Premature optimization is no longer the root of all evil – how many programmers dive deep to optimize their programs, much less do it too early instead of when forced to? A far more common sin these days is premature scalability, the building of infrastructure as if hordes of users throwing terabytes of data our way were lurking behind every release. By the time we’re done with the platform, the data gathering, the event processing pipelines, we’re left with little time and fewer resources to tackle whatever problem they were all meant to solve. Powerful pipelines moving data into questionable linear regressions driving secondary product features are endemic.

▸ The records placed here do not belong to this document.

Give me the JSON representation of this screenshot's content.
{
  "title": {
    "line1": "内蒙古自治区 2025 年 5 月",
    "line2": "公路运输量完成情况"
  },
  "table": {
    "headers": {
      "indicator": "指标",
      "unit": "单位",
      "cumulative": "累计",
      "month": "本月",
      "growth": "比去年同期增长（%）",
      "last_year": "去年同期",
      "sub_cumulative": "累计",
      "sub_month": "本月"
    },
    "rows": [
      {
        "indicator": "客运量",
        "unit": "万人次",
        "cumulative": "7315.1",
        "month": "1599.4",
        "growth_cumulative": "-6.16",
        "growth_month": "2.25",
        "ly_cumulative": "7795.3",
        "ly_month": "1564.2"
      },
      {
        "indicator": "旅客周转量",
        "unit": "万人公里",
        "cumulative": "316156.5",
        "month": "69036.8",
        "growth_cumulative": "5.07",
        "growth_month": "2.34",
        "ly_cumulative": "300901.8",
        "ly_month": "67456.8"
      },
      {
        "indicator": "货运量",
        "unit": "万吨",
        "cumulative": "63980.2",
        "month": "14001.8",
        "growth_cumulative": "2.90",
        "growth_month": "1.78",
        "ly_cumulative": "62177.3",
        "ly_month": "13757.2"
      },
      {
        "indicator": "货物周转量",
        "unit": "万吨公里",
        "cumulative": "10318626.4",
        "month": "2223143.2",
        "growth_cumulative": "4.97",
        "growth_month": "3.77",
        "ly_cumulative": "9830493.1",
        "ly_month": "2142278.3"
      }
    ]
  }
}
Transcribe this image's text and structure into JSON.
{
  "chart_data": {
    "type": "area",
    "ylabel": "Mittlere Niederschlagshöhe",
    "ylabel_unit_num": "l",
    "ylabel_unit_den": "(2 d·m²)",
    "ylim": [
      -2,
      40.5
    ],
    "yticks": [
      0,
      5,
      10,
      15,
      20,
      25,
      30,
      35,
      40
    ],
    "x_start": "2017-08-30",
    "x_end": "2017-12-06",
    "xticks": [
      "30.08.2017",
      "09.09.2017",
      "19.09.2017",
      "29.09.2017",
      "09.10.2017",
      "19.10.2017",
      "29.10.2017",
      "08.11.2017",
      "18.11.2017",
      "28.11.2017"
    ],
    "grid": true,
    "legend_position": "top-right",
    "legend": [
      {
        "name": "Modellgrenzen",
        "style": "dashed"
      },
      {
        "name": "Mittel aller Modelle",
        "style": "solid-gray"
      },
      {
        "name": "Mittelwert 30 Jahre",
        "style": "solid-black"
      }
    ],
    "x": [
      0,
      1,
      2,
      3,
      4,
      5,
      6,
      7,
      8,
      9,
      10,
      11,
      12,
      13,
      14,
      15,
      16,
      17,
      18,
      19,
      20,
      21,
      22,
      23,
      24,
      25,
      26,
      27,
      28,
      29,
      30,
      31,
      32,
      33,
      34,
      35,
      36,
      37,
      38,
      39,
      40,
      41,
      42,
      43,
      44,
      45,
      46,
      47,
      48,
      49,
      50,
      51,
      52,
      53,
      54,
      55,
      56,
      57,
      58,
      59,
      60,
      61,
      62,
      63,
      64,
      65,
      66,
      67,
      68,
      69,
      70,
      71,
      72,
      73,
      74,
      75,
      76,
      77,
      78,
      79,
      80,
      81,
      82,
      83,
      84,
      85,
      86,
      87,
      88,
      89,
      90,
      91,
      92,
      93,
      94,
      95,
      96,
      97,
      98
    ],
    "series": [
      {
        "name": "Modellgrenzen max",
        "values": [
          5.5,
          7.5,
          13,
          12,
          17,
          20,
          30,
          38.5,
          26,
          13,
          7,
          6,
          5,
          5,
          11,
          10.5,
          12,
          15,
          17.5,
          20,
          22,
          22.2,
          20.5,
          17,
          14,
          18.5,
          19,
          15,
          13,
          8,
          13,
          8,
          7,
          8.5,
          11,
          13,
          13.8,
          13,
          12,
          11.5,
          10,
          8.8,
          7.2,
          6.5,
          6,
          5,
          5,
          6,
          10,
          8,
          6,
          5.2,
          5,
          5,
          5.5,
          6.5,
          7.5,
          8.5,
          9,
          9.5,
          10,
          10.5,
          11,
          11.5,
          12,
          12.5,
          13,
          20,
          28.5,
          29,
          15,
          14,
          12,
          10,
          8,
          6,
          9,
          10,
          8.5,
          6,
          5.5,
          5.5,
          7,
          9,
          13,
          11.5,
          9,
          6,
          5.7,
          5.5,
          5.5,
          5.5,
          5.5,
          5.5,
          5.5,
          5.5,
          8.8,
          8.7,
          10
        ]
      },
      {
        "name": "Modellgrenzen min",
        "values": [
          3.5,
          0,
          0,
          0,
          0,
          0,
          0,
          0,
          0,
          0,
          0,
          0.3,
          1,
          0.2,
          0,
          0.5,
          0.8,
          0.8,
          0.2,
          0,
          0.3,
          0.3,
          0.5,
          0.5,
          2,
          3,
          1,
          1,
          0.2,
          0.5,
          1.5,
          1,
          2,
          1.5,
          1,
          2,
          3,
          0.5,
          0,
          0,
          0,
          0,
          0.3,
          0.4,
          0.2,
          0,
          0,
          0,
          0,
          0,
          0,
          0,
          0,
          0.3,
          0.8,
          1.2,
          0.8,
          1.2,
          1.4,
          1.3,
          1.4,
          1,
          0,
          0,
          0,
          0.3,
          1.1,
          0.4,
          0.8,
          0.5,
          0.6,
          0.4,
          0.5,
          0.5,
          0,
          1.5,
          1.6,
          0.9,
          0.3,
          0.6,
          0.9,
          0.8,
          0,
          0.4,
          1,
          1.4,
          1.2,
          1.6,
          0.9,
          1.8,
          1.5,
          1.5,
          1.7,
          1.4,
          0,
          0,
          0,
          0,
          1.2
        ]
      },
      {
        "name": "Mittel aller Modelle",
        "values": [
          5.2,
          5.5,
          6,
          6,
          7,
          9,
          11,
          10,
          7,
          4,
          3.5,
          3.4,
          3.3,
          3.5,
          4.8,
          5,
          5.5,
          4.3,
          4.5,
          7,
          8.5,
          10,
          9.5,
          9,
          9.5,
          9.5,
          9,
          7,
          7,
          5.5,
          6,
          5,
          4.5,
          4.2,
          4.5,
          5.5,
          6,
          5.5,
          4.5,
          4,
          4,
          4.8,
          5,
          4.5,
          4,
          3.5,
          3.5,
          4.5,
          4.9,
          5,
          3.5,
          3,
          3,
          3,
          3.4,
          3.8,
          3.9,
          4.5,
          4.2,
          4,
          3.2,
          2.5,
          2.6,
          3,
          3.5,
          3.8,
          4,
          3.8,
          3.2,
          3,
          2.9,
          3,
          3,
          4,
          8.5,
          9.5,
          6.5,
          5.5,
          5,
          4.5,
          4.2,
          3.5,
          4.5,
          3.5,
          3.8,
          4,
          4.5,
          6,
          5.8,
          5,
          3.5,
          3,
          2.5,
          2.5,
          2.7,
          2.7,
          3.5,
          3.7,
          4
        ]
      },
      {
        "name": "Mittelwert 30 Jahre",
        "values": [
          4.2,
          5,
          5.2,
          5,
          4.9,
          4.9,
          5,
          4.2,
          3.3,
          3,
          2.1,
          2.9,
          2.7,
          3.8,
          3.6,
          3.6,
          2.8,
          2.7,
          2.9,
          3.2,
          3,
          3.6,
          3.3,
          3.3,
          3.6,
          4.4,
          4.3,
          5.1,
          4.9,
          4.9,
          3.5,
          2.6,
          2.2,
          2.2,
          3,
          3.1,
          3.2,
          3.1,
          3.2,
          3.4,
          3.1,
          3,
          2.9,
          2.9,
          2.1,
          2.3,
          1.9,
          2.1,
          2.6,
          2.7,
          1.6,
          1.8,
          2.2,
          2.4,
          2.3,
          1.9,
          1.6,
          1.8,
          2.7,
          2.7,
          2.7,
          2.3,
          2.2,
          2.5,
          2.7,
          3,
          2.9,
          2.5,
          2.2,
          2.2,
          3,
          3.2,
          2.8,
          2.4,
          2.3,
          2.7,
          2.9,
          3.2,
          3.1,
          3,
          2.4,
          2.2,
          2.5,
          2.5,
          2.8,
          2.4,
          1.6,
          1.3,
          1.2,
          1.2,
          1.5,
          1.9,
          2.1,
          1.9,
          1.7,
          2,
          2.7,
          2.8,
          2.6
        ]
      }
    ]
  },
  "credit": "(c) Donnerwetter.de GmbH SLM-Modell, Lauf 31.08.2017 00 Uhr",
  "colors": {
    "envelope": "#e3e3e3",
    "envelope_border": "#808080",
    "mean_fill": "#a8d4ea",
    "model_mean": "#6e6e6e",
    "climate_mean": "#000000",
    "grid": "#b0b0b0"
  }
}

But the point of a rhizome is that everything’s connected: premature optimization and premature scalability are both aspects of the same fascination. It used to be that computers were culturally defined by a mystique of speed (metaphors with the speed of light, the obsessive counting of MHz). Nowadays it’s a mystique of scale, not even in definite numbers but in that vague nirvana of a “Cloud-scale service.” For programmers (and their managers, and their managers’ investors) being as driven by dreams as any other group of humans, it was natural to fall to the temptation of optimization then, and scalability engineering now, as it feels the natural, “true,” important aspect of computing.

In this spirit of dialectic contradiction, I’d like to offer a mystique of superintelligence, the also false but less widespread idea that the natural, “true,” important aspect of computing is superhuman performance in a task. If you fall for this mystique then you will, prematurely and unnecessarily, focus on making programs that, unable to run on anything more distributed than the cores in your laptop’s CPU and taking an eternity of seconds to respond to any request, solve a task better than a human could.

Evil would come from this, too, in the form of software that exceeds requirements in some dimensions while falling short in others, but, being a newer form of error, it would have the advantage of benefiting from the spoils of our previous errors: we have so many tools and experience with speed and scalability that it’s far easier to make a smart program scalable and fast than to make a fast, scalable architecture much smarter than it is.

Speed, scale, or anything else: the oldest and best tradition in computing isn’t any particular dimension of development, but rather the self-indulgent proclivity to do the newer and harder thing first. Today that’s not measured by the volume of data, but by the Elo rating of what you built to play on the board of the world.